As if fate had been waiting only for her to admit that, the diabolically evil elevator stopped dead between floors with a sick grinding crunch of something metallic and a prolonged twanging of cables that just didn’t bode well at all. The ensuing lack of movement taunted its passengers. Cinda gasped, clutching harder at the man’s hand. “Oh, no.”
Trey Cooper voiced her fears. “This is not happening.” He untangled his hand from hers and turned to the panel of buttons, every one of which he proceeded to push. And still nothing happened. He glanced bale-fully at her and then tried to wedge the double doors open. But despite his evident strength and his concerted effort, they wouldn’t budge. He muttered beneath his breath and changed tactics, now beating on the doors with a fist. “Hey, out there! We need help. We’re stuck. There’s a woman in here in labor—and a man about to have a heart attack. Hello! Can anyone hear me?”
Apparently no one could. Trey Cooper turned to her, eyeing her as if he’d known all along that she carried some mutant strain of virus that threatened humankind. Cinda stared soberly back at him. His eyes pleaded for her to reassure him. “So, Mrs. Cavanaugh, how are you feeling right about now?”
Scared, her heart pounding—and her abdomen cramping—Cinda lied. “Fine.” The man gave her a doubting stare. She caved. “Okay, so I could explode any minute here. Trust me, I am not any happier about this than you are, Mr. Cooper. We’re in real trouble.”
“Beyond the obvious, you mean?”
“Way beyond the obvious. My baby is in a breach position, which means I can’t deliver her in the normal…well, on my own. I will need help.”
His frown deepened. “And me without my toolbox. Darn.”
Cinda’s fear and pain turned to testiness. “Oh, like you’re the one scheduled for a C-section delivery in a nice, safe hospital surrounded by people who know what they’re doing…only you can’t get there.”
“No one wants you to get there more than me, Mrs. Cavanaugh. So you just stand there and keep your baby where it is.”
Cinda’s retort was on her lips, but then a twinge of building discomfort made her grimace. She bit down on her bottom lip. “Oh, God. A labor pain. I don’t think I can hold on. Please. You need to do something—and do it now.”
His eyes widened. “Got any suggestions?”
Was she not busy enough already? Did she have to do everything? Cinda clutched reflexively at her abdomen. “You said you know something about cars. This is an elevator car. So do something.”
“Ma’am, my expertise is with the four-wheeled variety that tear around racetracks for huge amounts of money.”
Suffering a pang of doubt about this heroic-looking man’s ability to cope in this situation, Cinda breathed through her physical pain and pointed to the emergency phone behind its glass case. “Try calling someone, Mr. Cooper.” She took a few more puffing breaths. “Because if my labor progresses much further, the two of us are quickly going to become the three of us.”

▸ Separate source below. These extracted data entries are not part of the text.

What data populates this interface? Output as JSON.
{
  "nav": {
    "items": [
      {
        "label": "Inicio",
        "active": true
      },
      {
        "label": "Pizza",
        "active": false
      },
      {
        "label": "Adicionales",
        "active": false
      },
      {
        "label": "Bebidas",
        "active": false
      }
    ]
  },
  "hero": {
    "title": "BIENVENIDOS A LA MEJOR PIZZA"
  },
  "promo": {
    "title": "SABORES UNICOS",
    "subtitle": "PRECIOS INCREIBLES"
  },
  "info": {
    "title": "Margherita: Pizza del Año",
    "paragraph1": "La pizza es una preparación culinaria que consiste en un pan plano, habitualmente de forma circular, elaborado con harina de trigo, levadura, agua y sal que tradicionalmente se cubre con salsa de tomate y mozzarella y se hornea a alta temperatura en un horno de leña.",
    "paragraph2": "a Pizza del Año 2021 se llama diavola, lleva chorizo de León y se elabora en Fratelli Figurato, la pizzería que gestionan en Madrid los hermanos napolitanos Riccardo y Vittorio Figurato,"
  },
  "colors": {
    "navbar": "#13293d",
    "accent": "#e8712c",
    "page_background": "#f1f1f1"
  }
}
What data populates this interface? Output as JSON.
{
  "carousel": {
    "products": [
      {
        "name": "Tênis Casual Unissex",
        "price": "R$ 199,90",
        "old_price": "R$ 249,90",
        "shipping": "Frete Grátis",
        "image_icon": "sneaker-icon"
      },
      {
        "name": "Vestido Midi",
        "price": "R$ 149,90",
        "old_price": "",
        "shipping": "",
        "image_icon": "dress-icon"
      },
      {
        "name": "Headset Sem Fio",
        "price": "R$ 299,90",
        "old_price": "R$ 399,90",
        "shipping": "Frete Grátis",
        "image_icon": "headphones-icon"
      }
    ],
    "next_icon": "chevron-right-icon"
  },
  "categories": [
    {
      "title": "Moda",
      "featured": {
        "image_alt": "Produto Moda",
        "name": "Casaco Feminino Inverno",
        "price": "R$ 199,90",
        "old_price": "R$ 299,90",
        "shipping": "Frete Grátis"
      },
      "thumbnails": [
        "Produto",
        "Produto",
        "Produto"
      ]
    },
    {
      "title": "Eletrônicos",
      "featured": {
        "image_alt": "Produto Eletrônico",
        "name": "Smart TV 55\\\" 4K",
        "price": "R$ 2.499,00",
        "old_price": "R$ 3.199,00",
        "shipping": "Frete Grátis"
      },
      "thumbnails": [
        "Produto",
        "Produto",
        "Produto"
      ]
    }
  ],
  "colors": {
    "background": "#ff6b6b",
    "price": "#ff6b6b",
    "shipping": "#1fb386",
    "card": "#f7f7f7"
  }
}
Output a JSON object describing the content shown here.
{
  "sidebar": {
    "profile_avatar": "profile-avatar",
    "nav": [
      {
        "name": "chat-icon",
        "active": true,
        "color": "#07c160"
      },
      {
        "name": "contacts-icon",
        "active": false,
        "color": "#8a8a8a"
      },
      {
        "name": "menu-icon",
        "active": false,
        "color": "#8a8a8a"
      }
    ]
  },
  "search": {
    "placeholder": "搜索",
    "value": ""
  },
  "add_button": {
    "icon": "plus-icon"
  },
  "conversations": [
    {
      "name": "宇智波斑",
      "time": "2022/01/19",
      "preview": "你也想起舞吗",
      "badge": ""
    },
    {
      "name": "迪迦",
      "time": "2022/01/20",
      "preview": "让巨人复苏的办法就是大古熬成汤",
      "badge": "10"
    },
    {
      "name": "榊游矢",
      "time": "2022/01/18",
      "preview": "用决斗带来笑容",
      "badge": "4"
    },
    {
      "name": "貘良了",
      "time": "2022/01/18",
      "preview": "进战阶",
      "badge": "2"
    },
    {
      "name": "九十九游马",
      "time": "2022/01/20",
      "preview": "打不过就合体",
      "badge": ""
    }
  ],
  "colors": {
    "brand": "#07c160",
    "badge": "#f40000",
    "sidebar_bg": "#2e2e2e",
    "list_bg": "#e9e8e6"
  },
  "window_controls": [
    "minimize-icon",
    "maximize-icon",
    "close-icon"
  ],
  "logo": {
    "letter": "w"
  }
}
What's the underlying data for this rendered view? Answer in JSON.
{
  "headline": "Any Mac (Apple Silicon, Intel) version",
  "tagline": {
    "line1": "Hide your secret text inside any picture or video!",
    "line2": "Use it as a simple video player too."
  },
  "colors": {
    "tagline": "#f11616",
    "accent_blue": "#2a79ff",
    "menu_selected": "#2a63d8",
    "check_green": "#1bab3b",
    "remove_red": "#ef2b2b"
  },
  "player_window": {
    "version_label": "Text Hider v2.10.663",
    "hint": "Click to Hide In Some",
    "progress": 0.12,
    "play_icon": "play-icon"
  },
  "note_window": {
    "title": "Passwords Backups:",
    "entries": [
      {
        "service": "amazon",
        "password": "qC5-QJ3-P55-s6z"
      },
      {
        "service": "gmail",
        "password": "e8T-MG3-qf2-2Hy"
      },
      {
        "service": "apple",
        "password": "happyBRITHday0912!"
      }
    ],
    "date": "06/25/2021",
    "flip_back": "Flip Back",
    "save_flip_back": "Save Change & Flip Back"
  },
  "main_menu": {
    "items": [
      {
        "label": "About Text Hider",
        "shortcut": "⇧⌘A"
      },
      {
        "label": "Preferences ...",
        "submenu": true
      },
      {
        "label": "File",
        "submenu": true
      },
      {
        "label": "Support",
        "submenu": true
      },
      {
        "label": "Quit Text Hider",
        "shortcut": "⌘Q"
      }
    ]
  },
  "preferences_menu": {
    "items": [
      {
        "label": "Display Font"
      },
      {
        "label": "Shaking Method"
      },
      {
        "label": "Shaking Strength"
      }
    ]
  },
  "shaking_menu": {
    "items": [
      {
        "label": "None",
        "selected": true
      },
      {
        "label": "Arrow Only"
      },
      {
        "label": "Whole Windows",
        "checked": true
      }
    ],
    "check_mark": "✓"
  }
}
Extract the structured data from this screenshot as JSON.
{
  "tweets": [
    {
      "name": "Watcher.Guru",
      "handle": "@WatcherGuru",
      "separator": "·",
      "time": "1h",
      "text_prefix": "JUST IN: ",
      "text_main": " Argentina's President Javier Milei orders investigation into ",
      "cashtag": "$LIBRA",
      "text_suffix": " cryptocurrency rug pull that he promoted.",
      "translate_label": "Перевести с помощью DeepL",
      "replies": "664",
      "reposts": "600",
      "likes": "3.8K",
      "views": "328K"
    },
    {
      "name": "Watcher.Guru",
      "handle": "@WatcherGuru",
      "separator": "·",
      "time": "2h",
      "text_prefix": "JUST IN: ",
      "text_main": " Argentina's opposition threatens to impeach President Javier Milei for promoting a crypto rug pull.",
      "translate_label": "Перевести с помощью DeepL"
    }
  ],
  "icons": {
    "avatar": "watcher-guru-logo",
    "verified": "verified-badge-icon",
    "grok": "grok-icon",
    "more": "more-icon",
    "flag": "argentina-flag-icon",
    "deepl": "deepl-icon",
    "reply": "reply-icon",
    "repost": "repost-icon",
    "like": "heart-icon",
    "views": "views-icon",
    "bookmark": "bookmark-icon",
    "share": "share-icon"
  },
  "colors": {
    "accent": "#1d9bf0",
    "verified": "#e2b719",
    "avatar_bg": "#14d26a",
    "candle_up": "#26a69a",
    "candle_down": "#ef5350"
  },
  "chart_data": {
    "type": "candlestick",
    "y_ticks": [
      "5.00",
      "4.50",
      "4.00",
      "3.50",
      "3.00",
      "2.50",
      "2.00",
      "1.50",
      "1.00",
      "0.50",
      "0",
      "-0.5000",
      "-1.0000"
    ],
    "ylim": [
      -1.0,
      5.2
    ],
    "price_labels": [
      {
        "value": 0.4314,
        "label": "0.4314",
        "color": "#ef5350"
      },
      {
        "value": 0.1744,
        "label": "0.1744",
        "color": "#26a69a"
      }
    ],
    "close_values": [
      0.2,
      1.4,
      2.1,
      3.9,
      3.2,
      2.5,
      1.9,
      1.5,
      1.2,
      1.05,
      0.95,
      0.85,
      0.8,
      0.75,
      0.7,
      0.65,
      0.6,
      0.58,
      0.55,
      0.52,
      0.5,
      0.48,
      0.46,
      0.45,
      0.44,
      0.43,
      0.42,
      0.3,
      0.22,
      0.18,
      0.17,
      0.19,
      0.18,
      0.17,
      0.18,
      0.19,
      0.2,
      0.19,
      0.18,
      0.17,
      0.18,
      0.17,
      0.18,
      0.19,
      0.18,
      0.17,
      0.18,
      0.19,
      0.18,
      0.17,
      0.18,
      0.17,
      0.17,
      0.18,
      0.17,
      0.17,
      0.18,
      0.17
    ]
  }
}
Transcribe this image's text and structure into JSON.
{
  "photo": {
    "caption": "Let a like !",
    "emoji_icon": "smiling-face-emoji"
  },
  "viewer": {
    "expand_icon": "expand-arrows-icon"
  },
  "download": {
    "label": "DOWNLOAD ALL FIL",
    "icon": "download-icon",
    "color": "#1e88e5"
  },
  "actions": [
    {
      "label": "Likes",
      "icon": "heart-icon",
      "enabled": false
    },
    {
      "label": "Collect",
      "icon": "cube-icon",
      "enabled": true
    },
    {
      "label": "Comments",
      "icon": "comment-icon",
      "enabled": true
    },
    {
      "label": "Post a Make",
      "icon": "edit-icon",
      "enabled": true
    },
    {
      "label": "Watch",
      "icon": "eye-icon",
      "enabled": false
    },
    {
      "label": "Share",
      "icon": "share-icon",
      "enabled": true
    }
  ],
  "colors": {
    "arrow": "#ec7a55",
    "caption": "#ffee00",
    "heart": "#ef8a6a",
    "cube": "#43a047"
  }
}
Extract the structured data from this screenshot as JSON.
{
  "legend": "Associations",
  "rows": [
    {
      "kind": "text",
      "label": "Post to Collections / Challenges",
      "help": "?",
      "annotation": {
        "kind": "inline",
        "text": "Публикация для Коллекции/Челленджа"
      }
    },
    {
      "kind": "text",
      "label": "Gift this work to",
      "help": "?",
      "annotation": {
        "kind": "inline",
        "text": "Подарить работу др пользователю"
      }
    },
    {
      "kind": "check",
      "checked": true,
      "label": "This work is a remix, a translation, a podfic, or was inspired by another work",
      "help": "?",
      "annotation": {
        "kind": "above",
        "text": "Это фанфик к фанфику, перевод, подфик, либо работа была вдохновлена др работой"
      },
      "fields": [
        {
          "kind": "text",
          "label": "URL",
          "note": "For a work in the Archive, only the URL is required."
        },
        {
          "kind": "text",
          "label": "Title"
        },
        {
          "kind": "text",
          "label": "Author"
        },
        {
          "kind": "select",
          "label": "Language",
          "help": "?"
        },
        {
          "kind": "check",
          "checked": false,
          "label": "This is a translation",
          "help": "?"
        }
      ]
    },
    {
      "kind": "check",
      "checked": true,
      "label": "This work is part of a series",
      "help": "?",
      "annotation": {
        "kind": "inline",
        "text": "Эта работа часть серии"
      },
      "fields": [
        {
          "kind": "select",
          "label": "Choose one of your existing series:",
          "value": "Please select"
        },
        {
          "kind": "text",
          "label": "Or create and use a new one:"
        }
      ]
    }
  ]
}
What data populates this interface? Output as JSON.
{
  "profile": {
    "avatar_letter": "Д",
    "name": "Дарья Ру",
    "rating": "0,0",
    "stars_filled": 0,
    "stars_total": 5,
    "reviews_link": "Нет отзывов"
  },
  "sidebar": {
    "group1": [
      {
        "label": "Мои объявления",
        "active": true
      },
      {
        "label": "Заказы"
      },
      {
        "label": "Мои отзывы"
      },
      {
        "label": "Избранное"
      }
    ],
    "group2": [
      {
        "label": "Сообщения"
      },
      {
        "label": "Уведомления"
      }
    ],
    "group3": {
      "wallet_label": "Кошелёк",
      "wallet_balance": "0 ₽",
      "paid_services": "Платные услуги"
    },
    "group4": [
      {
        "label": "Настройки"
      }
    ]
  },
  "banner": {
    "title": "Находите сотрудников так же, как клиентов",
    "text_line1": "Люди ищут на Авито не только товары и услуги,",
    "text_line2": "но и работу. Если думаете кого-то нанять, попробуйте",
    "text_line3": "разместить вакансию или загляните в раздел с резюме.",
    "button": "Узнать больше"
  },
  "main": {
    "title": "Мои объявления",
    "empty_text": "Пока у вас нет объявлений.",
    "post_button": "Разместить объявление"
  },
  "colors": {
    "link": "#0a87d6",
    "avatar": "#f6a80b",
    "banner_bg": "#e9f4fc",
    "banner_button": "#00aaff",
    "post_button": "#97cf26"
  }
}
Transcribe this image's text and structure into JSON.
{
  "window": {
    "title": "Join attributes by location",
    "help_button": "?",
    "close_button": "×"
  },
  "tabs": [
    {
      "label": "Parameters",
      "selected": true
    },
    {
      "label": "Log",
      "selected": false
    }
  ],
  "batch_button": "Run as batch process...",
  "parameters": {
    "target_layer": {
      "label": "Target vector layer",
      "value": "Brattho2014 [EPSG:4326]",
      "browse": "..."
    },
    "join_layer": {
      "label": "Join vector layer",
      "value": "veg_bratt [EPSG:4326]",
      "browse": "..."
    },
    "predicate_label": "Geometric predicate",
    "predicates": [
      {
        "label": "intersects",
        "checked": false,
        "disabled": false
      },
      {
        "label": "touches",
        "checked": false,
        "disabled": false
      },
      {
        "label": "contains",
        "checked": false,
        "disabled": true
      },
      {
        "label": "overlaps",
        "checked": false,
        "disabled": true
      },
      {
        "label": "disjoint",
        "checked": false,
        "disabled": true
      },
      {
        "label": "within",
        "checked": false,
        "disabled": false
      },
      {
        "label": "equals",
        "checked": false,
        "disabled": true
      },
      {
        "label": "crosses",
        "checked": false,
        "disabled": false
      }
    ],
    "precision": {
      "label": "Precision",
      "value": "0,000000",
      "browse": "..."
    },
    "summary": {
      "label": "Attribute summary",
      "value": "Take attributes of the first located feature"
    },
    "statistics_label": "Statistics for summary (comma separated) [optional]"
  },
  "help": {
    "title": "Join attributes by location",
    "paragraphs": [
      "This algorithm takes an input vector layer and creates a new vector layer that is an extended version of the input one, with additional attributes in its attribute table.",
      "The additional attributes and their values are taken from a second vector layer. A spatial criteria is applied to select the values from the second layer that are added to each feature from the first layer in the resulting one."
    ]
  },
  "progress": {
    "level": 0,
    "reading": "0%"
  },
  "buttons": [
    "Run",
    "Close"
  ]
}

He blanched. “Then you have got to stop doing that whole labor pains thing.”
Cinda tried not to double over. “I would if I could, trust me. My baby’s early. We didn’t expect this. So do something—and do it before I have to name this child Otis.”
“Otis?”
“After the man who invented the elevator. Now, do something.”
“Good idea.” Trey Cooper whipped around, opened the case, and lifted the telephone receiver. But before he put it to his ear, he treated her to a surly “why-me” expression. “So where’s your husband? I’m of a mind to throttle him but good for not being the one here with you right now.”
Cinda’s labor pain receded. She inhaled deeply, relaxed, leaned against the wall behind her, and said, very matter-of-factly, “It wouldn’t do much good. Richard is dead.”
Instant dismay and sympathy radiated from Trey Cooper’s blue eyes. “Oh, hell, I’m sorry. I didn’t mean any disrespect. You’re just so young. I never thought you’d be a widow.”